Тем не менее перед тем, кто должен использовать эти критерии, регулярно возникают два вида трудностей. Каждый в отдельности критерий смутен: исследователи, применяя их в конкретных случаях, могут с полным правом расходиться в их оценке. Кроме того, используемые вместе, они время от времени входят в конфликт друг с другом; точность, например, может предполагать выбор одной теории, область приложения – ее конкурента.
ЗАКЛЮЧЕНИЕ
Как пишет Нарский И.С.: “В отношении к построениям Т. Куна с некоторым запозданием у нас, среди советских философов, утвердилась наконец справедливая критическая позиция. Конечно, заслуга Куна в том, что он привлек внимание к коренным, скачкообразным изменениям в естественнонаучной картине и методах познания мира. Вместе с тем необходимо отметить отсутствие четкого теоретического подхода, существенные упрощения и огрубления в освещении историко-научного процесса, а также обусловленные односторонним психологизмом расплывчатость и туманность основных понятий … . Это касается таких понятий, как “нормальное состояние науки”, “парадигма”, “революция в науке”. Кун не учел диссонансы между научными теориями и методами, не раз имевшие место в истории познания. Между тем в историческом развитии науки и философии бывали случаи создания новых теорий в рамках прежних методов (Ньютон)” [Нарский И.С. Современная буржуазная философия: два ведущих течения начала 80-х годов ХХ века. М.: Мысль, 1983, С.56-57].
По мнению критиков, метод самого Куна оказался явно устарелым, метафизическим. Отсюда антикумулятивизм Куна, поставивший его в резкое противоречие с идеей исторического подхода в науке.
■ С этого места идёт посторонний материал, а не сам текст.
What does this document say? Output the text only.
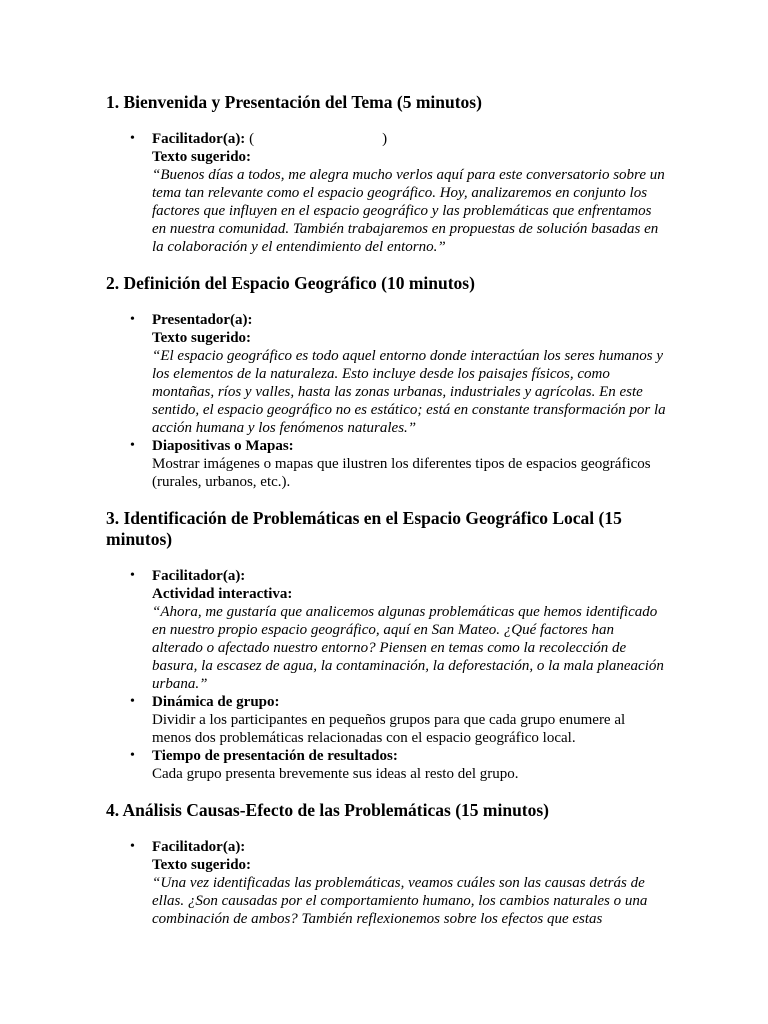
1. Bienvenida y Presentación del Tema (5 minutos)
• Facilitador(a): (	)
Texto sugerido:
“Buenos días a todos, me alegra mucho verlos aquí para este conversatorio sobre un tema tan relevante como el espacio geográfico. Hoy, analizaremos en conjunto los factores que influyen en el espacio geográfico y las problemáticas que enfrentamos en nuestra comunidad. También trabajaremos en propuestas de solución basadas en la colaboración y el entendimiento del entorno.”
2. Definición del Espacio Geográfico (10 minutos)
• Presentador(a):
Texto sugerido:
“El espacio geográfico es todo aquel entorno donde interactúan los seres humanos y los elementos de la naturaleza. Esto incluye desde los paisajes físicos, como montañas, ríos y valles, hasta las zonas urbanas, industriales y agrícolas. En este sentido, el espacio geográfico no es estático; está en constante transformación por la acción humana y los fenómenos naturales.”
• Diapositivas o Mapas:
Mostrar imágenes o mapas que ilustren los diferentes tipos de espacios geográficos (rurales, urbanos, etc.).
3. Identificación de Problemáticas en el Espacio Geográfico Local (15 minutos)
• Facilitador(a):
Actividad interactiva:
“Ahora, me gustaría que analicemos algunas problemáticas que hemos identificado en nuestro propio espacio geográfico, aquí en San Mateo. ¿Qué factores han alterado o afectado nuestro entorno? Piensen en temas como la recolección de basura, la escasez de agua, la contaminación, la deforestación, o la mala planeación urbana.”
• Dinámica de grupo:
Dividir a los participantes en pequeños grupos para que cada grupo enumere al menos dos problemáticas relacionadas con el espacio geográfico local.
• Tiempo de presentación de resultados:
Cada grupo presenta brevemente sus ideas al resto del grupo.
4. Análisis Causas-Efecto de las Problemáticas (15 minutos)
• Facilitador(a):
Texto sugerido:
“Una vez identificadas las problemáticas, veamos cuáles son las causas detrás de ellas. ¿Son causadas por el comportamiento humano, los cambios naturales o una combinación de ambos? También reflexionemos sobre los efectos que estas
Метафизическая трактовка научных революций подорвала концепцию Куна, а в теперешнем ее варианте и “обесцветила”, вообще сделала ее мало определенной. Вся свежесть и оригинальность его выступления проистекала из его идеи несоизмеримости новой и старой парадигм в науках. Однако само утверждение этой идеи подрывало во многом справедливость критики Куна в адрес Поппера: ведь “прыжок” к новой парадигме как результат “хитроумия” ученых мало чем лучше пресловутого попперовского варианта метода проб и ошибок! Но если глубокая несоизмеримость новой и старой парадигм когда-то и имела место в действительности, то, пожалуй, только при переходе от донаучных состояний знания к собственно научным.